The Founding Fathers knew that. Concerning the press, the First Amendment says: “Congress shall make no law abridging the freedom of the press.” Since “abridge” means reduce or diminish, it means the authors understood that freedom of the press already existed in this country and was not created, but simply protected, by the First Amendment.

This nation’s principles don’t come any more basic than that, and I, for one, don’t hold with hordes of yahoos tromping all over this hallowed space without some understanding of that.

Journalists go to school to learn their trade, and the first thing they learn are the tools, rules and definitions which we use to defend journalism principles. Most people know about the famous Five W’s: Who, What, When, Where, Why.

The actual tools and realities used every day in this business are not known, however, to the general public, because they aren’t taught anywhere but journalism school. These are the tools that I insist on exposing to the coming generation of “hands-on readers,” as The Times calls them, but there is another even more compelling reason that they become generally known. These same tools are at the heart of every sitcom, every commercial, every movie, every talk show, every media product offered in a world that has become flooded with media products.

People blame the media for the flood, and for such dubious results of this flood such as reality television, the Bush Administration’s scripted town halls, and Paris Hilton, without the slightest idea of what is going on.

Media producers know exactly what is going on and use journalism’s basic tools in ways that become more sophisticated all the time. Consumers need to know those tools, too, and understand how they work, because if they do, then the media will know that the consumers know what is going on, and that will change the media-consumer relationship.

There is a blinding irony at work here. The media did, in fact, create a couple of the tools it uses. The rest were created by people. Almost all of the tools, definitions and rules of journalism were created by people thousands of years before the media came into existence. The media only took those ancient tools and turned them into a business.

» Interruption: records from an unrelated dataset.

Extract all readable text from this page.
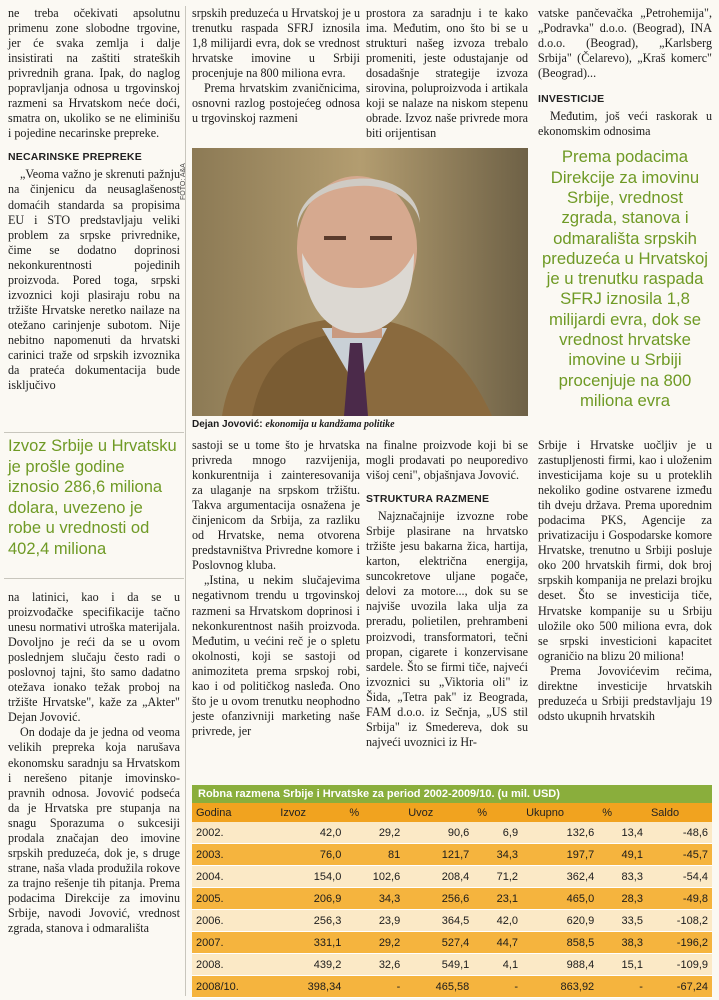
ne treba očekivati apsolutnu primenu zone slobodne trgovine, jer će svaka zemlja i dalje insistirati na zaštiti strateških privrednih grana. Ipak, do naglog popravljanja odnosa u trgovinskoj razmeni sa Hrvatskom neće doći, smatra on, ukoliko se ne eliminišu i pojedine necarinske prepreke.

NECARINSKE PREPREKE

„Veoma važno je skrenuti pažnju na činjenicu da neusaglašenost domaćih standarda sa propisima EU i STO predstavljaju veliki problem za srpske privrednike, čime se dodatno doprinosi nekonkurentnosti pojedinih proizvoda. Pored toga, srpski izvoznici koji plasiraju robu na tržište Hrvatske neretko nailaze na otežano carinjenje subotom. Nije nebitno napomenuti da hrvatski carinici traže od srpskih izvoznika da prateća dokumentacija bude isključivo

Izvoz Srbije u Hrvatsku je prošle godine iznosio 286,6 miliona dolara, uvezeno je robe u vrednosti od 402,4 miliona

na latinici, kao i da se u proizvođačke specifikacije tačno unesu normativi utroška materijala. Dovoljno je reći da se u ovom poslednjem slučaju često radi o poslovnoj tajni, što samo dadatno otežava ionako težak proboj na tržište Hrvatske", kaže za „Akter" Dejan Jovović.

On dodaje da je jedna od veoma velikih prepreka koja narušava ekonomsku saradnju sa Hrvatskom i nerešeno pitanje imovinsko-pravnih odnosa. Jovović podseća da je Hrvatska pre stupanja na snagu Sporazuma o sukcesiji prodala značajan deo imovine srpskih preduzeća, dok je, s druge strane, naša vlada produžila rokove za trajno rešenje tih pitanja. Prema podacima Direkcije za imovinu Srbije, navodi Jovović, vrednost zgrada, stanova i odmarališta

srpskih preduzeća u Hrvatskoj je u trenutku raspada SFRJ iznosila 1,8 milijardi evra, dok se vrednost hrvatske imovine u Srbiji procenjuje na 800 miliona evra.

Prema hrvatskim zvaničnicima, osnovni razlog postojećeg odnosa u trgovinskoj razmeni

prostora za saradnju i te kako ima. Međutim, ono što bi se u strukturi našeg izvoza trebalo promeniti, jeste odustajanje od dosadašnje strategije izvoza sirovina, poluproizvoda i artikala koji se nalaze na niskom stepenu obrade. Izvoz naše privrede mora biti orijentisan

vatske pančevačka „Petrohemija", „Podravka" d.o.o. (Beograd), INA d.o.o. (Beograd), „Karlsberg Srbija" (Čelarevo), „Kraš komerc" (Beograd)...

INVESTICIJE

Međutim, još veći raskorak u ekonomskim odnosima

Prema podacima Direkcije za imovinu Srbije, vrednost zgrada, stanova i odmarališta srpskih preduzeća u Hrvatskoj je u trenutku raspada SFRJ iznosila 1,8 milijardi evra, dok se vrednost hrvatske imovine u Srbiji procenjuje na 800 miliona evra

FOTO: A&A
Dejan Jovović: ekonomija u kandžama politike

sastoji se u tome što je hrvatska privreda mnogo razvijenija, konkurentnija i zainteresovanija za ulaganje na srpskom tržištu. Takva argumentacija osnažena je činjenicom da Srbija, za razliku od Hrvatske, nema otvorena predstavništva Privredne komore i Poslovnog kluba.

„Istina, u nekim slučajevima negativnom trendu u trgovinskoj razmeni sa Hrvatskom doprinosi i nekonkurentnost naših proizvoda. Međutim, u većini reč je o spletu okolnosti, koji se sastoji od animoziteta prema srpskoj robi, kao i od političkog nasleđa. Ono što je u ovom trenutku neophodno jeste ofanzivniji marketing naše privrede, jer

na finalne proizvode koji bi se mogli prodavati po neuporedivo višoj ceni", objašnjava Jovović.

STRUKTURA RAZMENE

Najznačajnije izvozne robe Srbije plasirane na hrvatsko tržište jesu bakarna žica, hartija, karton, električna energija, suncokretove uljane pogače, delovi za motore..., dok su se najviše uvozila laka ulja za preradu, polietilen, prehrambeni proizvodi, transformatori, tečni propan, cigarete i konzervisane sardele. Što se firmi tiče, najveći izvoznici su „Viktoria oli" iz Šida, „Tetra pak" iz Beograda, FAM d.o.o. iz Sečnja, „US stil Srbija" iz Smedereva, dok su najveći uvoznici iz Hr-

Srbije i Hrvatske uočljiv je u zastupljenosti firmi, kao i uloženim investicijama koje su u proteklih nekoliko godine ostvarene između tih dveju država. Prema uporednim podacima PKS, Agencije za privatizaciju i Gospodarske komore Hrvatske, trenutno u Srbiji posluje oko 200 hrvatskih firmi, dok broj srpskih kompanija ne prelazi brojku deset. Što se investicija tiče, Hrvatske kompanije su u Srbiju uložile oko 500 miliona evra, dok se srpski investicioni kapacitet ograničio na blizu 20 miliona!

Prema Jovovićevim rečima, direktne investicije hrvatskih preduzeća u Srbiji predstavljaju 19 odsto ukupnih hrvatskih

Robna razmena Srbije i Hrvatske za period 2002-2009/10. (u mil. USD)
Godina	Izvoz	%	Uvoz	%	Ukupno	%	Saldo
2002.	42,0	29,2	90,6	6,9	132,6	13,4	-48,6
2003.	76,0	81	121,7	34,3	197,7	49,1	-45,7
2004.	154,0	102,6	208,4	71,2	362,4	83,3	-54,4
2005.	206,9	34,3	256,6	23,1	465,0	28,3	-49,8
2006.	256,3	23,9	364,5	42,0	620,9	33,5	-108,2
2007.	331,1	29,2	527,4	44,7	858,5	38,3	-196,2
2008.	439,2	32,6	549,1	4,1	988,4	15,1	-109,9
2008/10.	398,34	-	465,58	-	863,92	-	-67,24
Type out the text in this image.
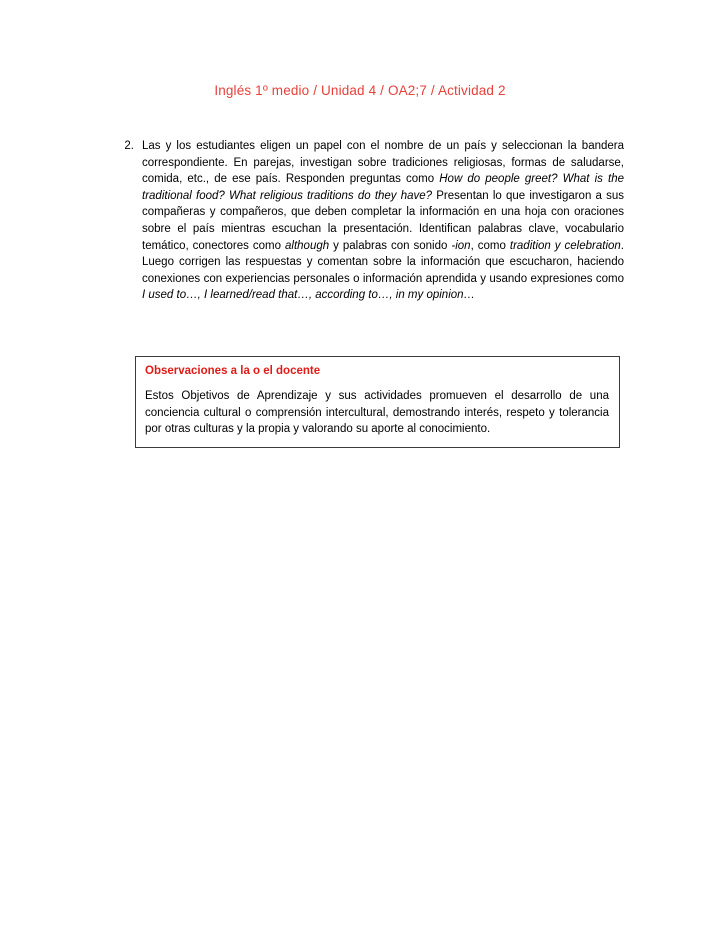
Inglés 1º medio / Unidad 4 / OA2;7 / Actividad 2
2. Las y los estudiantes eligen un papel con el nombre de un país y seleccionan la bandera correspondiente. En parejas, investigan sobre tradiciones religiosas, formas de saludarse, comida, etc., de ese país. Responden preguntas como How do people greet? What is the traditional food? What religious traditions do they have? Presentan lo que investigaron a sus compañeras y compañeros, que deben completar la información en una hoja con oraciones sobre el país mientras escuchan la presentación. Identifican palabras clave, vocabulario temático, conectores como although y palabras con sonido -ion, como tradition y celebration. Luego corrigen las respuestas y comentan sobre la información que escucharon, haciendo conexiones con experiencias personales o información aprendida y usando expresiones como I used to…, I learned/read that…, according to…, in my opinion…
Observaciones a la o el docente
Estos Objetivos de Aprendizaje y sus actividades promueven el desarrollo de una conciencia cultural o comprensión intercultural, demostrando interés, respeto y tolerancia por otras culturas y la propia y valorando su aporte al conocimiento.
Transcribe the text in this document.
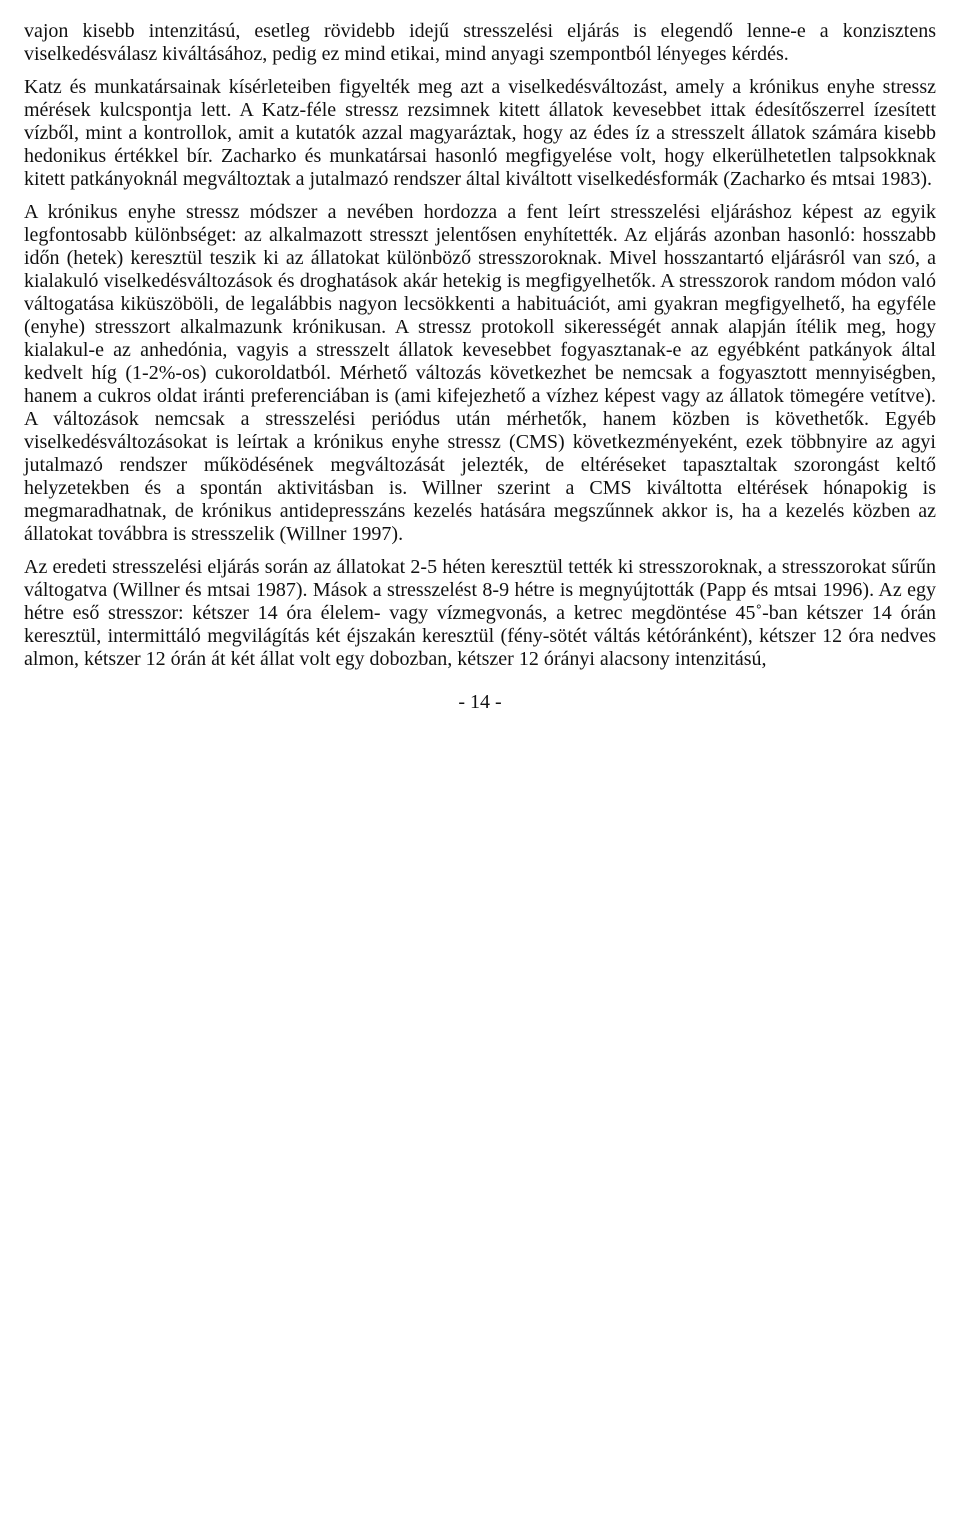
vajon kisebb intenzitású, esetleg rövidebb idejű stresszelési eljárás is elegendő lenne-e a konzisztens viselkedésválasz kiváltásához, pedig ez mind etikai, mind anyagi szempontból lényeges kérdés.

Katz és munkatársainak kísérleteiben figyelték meg azt a viselkedésváltozást, amely a krónikus enyhe stressz mérések kulcspontja lett. A Katz-féle stressz rezsimnek kitett állatok kevesebbet ittak édesítőszerrel ízesített vízből, mint a kontrollok, amit a kutatók azzal magyaráztak, hogy az édes íz a stresszelt állatok számára kisebb hedonikus értékkel bír. Zacharko és munkatársai hasonló megfigyelése volt, hogy elkerülhetetlen talpsokknak kitett patkányoknál megváltoztak a jutalmazó rendszer által kiváltott viselkedésformák (Zacharko és mtsai 1983).

A krónikus enyhe stressz módszer a nevében hordozza a fent leírt stresszelési eljáráshoz képest az egyik legfontosabb különbséget: az alkalmazott stresszt jelentősen enyhítették. Az eljárás azonban hasonló: hosszabb időn (hetek) keresztül teszik ki az állatokat különböző stresszoroknak. Mivel hosszantartó eljárásról van szó, a kialakuló viselkedésváltozások és droghatások akár hetekig is megfigyelhetők. A stresszorok random módon való váltogatása kiküszöböli, de legalábbis nagyon lecsökkenti a habituációt, ami gyakran megfigyelhető, ha egyféle (enyhe) stresszort alkalmazunk krónikusan. A stressz protokoll sikerességét annak alapján ítélik meg, hogy kialakul-e az anhedónia, vagyis a stresszelt állatok kevesebbet fogyasztanak-e az egyébként patkányok által kedvelt híg (1-2%-os) cukoroldatból. Mérhető változás következhet be nemcsak a fogyasztott mennyiségben, hanem a cukros oldat iránti preferenciában is (ami kifejezhető a vízhez képest vagy az állatok tömegére vetítve). A változások nemcsak a stresszelési periódus után mérhetők, hanem közben is követhetők. Egyéb viselkedésváltozásokat is leírtak a krónikus enyhe stressz (CMS) következményeként, ezek többnyire az agyi jutalmazó rendszer működésének megváltozását jelezték, de eltéréseket tapasztaltak szorongást keltő helyzetekben és a spontán aktivitásban is. Willner szerint a CMS kiváltotta eltérések hónapokig is megmaradhatnak, de krónikus antidepresszáns kezelés hatására megszűnnek akkor is, ha a kezelés közben az állatokat továbbra is stresszelik (Willner 1997).

Az eredeti stresszelési eljárás során az állatokat 2-5 héten keresztül tették ki stresszoroknak, a stresszorokat sűrűn váltogatva (Willner és mtsai 1987). Mások a stresszelést 8-9 hétre is megnyújtották (Papp és mtsai 1996). Az egy hétre eső stresszor: kétszer 14 óra élelem- vagy vízmegvonás, a ketrec megdöntése 45˚-ban kétszer 14 órán keresztül, intermittáló megvilágítás két éjszakán keresztül (fény-sötét váltás kétóránként), kétszer 12 óra nedves almon, kétszer 12 órán át két állat volt egy dobozban, kétszer 12 órányi alacsony intenzitású,

- 14 -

There are 10 tools: Conflict, Progress, Disaster, Consequence, Prominence, Proximity, Timeliness, Human Interest, Novelty, and Sex & Sensationalism. I call them the Toolbox.

There are three media realities in the Toolbox: Balance, Professionalism and Competition. There are also three public realities: Information, Demographics and Curiosity.

And there are two laws of media: 1) The media is a business; 2) The media is an exercise in the power of small numbers.